1000文字で異世界サバイバル
なろうラジオ大賞参加作品第十弾。
俺が異世界に来てから一ヶ月くらい経った。
交通事故が原因でこの異世界に来たけれど、俺は、俺の肉体を修復した上で俺をこの異世界に転移させた女神から、俗にいうチートスキルとかをもらってない。
というかこの異世界に存在する言語を理解するスキルすらもらえなかった。
おかげで最初に出会った異世界人と意思疎通できなかった。
しかもすっごく怪しまれ石を投げられ近くの森に逃げる事に。
あまりに理不尽だ。
前の世界のルールからは解放されたが納得いかない。
『まさか異世界転移者に試練を与えて楽しんでる? だとしたらなんて悪趣味な』
いや、だからこそ神と言えるかもしれんが。
それはそれとして、せめて女神が悔しがるほど長生きして、前の世界で得た知識でチーレムして、さらには大勢の人に囲まれて天寿を全うしてやる!
『ゼヌゥル』
なんて思った時だった。
俺が、前の世界で得たサバイバル知識を結集して作ったテントの近くに誰か来たようだ。
いったい誰だと思い見ると、そこには先日話しかけた異世界人を始めとする大勢の異世界人が!? 大勢に囲まれたいとは思っていたけどまさか今その願いが叶うとは……ん? なんだ? みんな手に杖みたいn――。
『べヘァ』
次の瞬間。
その言葉が聞こえ。
なんと俺は火だるまになった!?
『うぎゃあああああ!!!!』
俺は転げ回った。
だけど火は消えない。
まさか……まさか俺、は……知ら……ず知……らずのう、ちに……異世界、人を不快、に…………?

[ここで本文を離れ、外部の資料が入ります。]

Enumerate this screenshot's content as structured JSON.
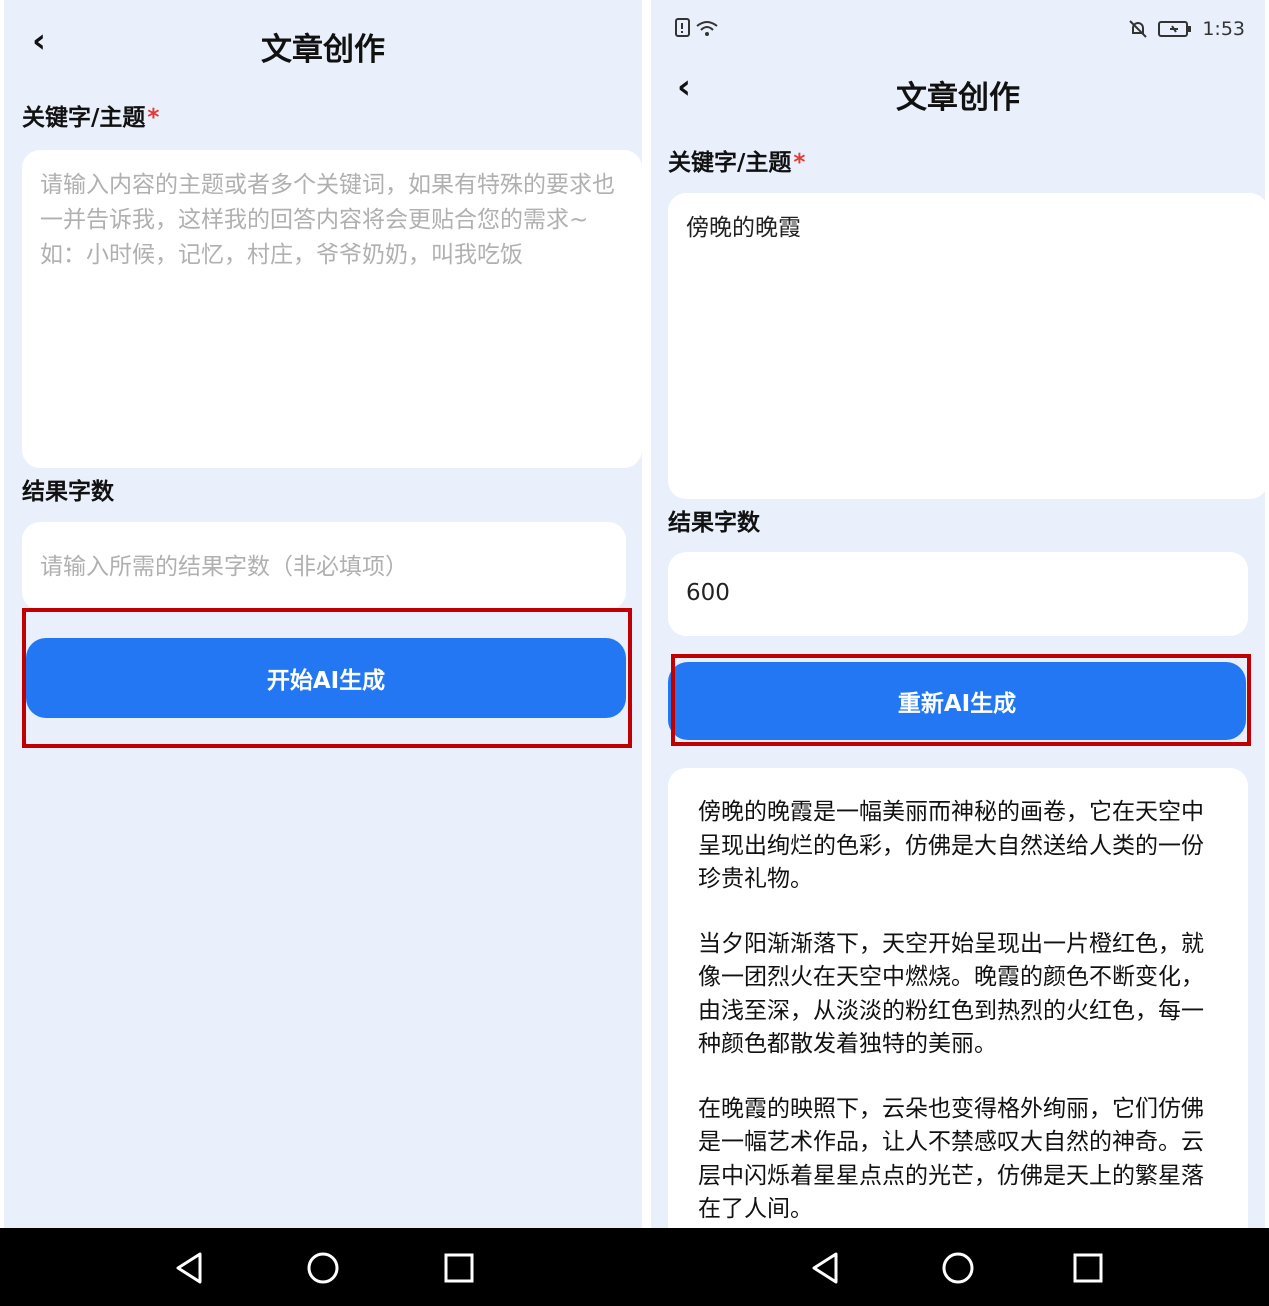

「ブラボ~! なんと彼は制限時間寸前まで生き延びました! 私としては彼にはもう少し生き延びてほしかったですがこれはこれで楽しめました。TVの前のみなさんは楽しめましたか? おっと、今夜の『一ヶ月異世界サバイバル』はそろそろお別れの時間です。名残惜しいですが来週またお会いしましょう」
伊勢川会幹部の俺は、自分が担当してるシノギ――異世界転移者を使うTV番組の進行具合をスタジオで見守ってた。
全ては伊勢川会がひょんな事から欧州の某機関を占拠した事から始まった。
その機関はなんと異世界転移を可能とする発明をしてて、おかげで伊勢川会は異世界へ行ける事に。

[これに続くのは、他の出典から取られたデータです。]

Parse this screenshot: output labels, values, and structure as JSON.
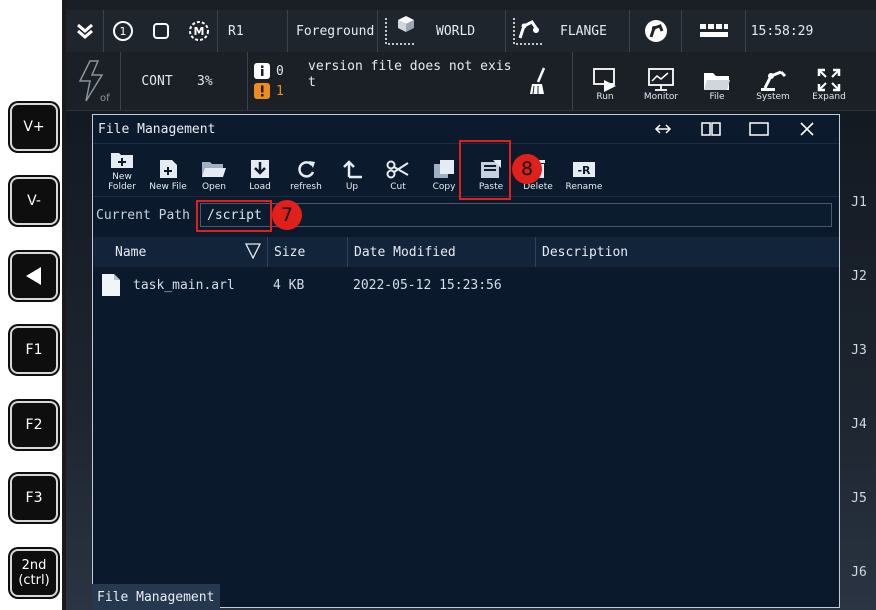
{
  "pendant": {
    "keys": [
      "V+",
      "V-",
      "",
      "F1",
      "F2",
      "F3",
      "2nd\n(ctrl)"
    ]
  },
  "statusbar": {
    "robot": "R1",
    "mode": "Foreground",
    "coord": "WORLD",
    "tool": "FLANGE",
    "time": "15:58:29"
  },
  "second_bar": {
    "run_mode": "CONT",
    "speed": "3%",
    "info_count": "0",
    "warn_count": "1",
    "message": "version file does not exist",
    "buttons": [
      "Run",
      "Monitor",
      "File",
      "System",
      "Expand"
    ]
  },
  "window": {
    "title": "File Management",
    "toolbar": [
      "New Folder",
      "New File",
      "Open",
      "Load",
      "refresh",
      "Up",
      "Cut",
      "Copy",
      "Paste",
      "Delete",
      "Rename"
    ],
    "path_label": "Current Path",
    "path": "/script",
    "columns": [
      "Name",
      "Size",
      "Date Modified",
      "Description"
    ],
    "rows": [
      {
        "name": "task_main.arl",
        "size": "4 KB",
        "date": "2022-05-12 15:23:56",
        "description": ""
      }
    ]
  },
  "callouts": {
    "path_step": "7",
    "paste_step": "8"
  },
  "joints": [
    "J1",
    "J2",
    "J3",
    "J4",
    "J5",
    "J6"
  ],
  "taskbar": {
    "label": "File Management"
  },
  "colors": {
    "accent": "#e0201a",
    "window_bg": "#0a1a2c",
    "warn": "#f08c1e"
  }
}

ちなみにこの番組には物語に登場する神や天使は出ない。
その代わり、そいつらに見えるよう仮装させた、ウチに借金をしてる連中を出演させ異世界転移させる者を騙してる。
視聴者の愉しみのため。
そして彼らの賭け事で得られる金のため。
これからも連中には頑張ってもらわないとな。
いつか伊勢川会シリーズを作りたいものです。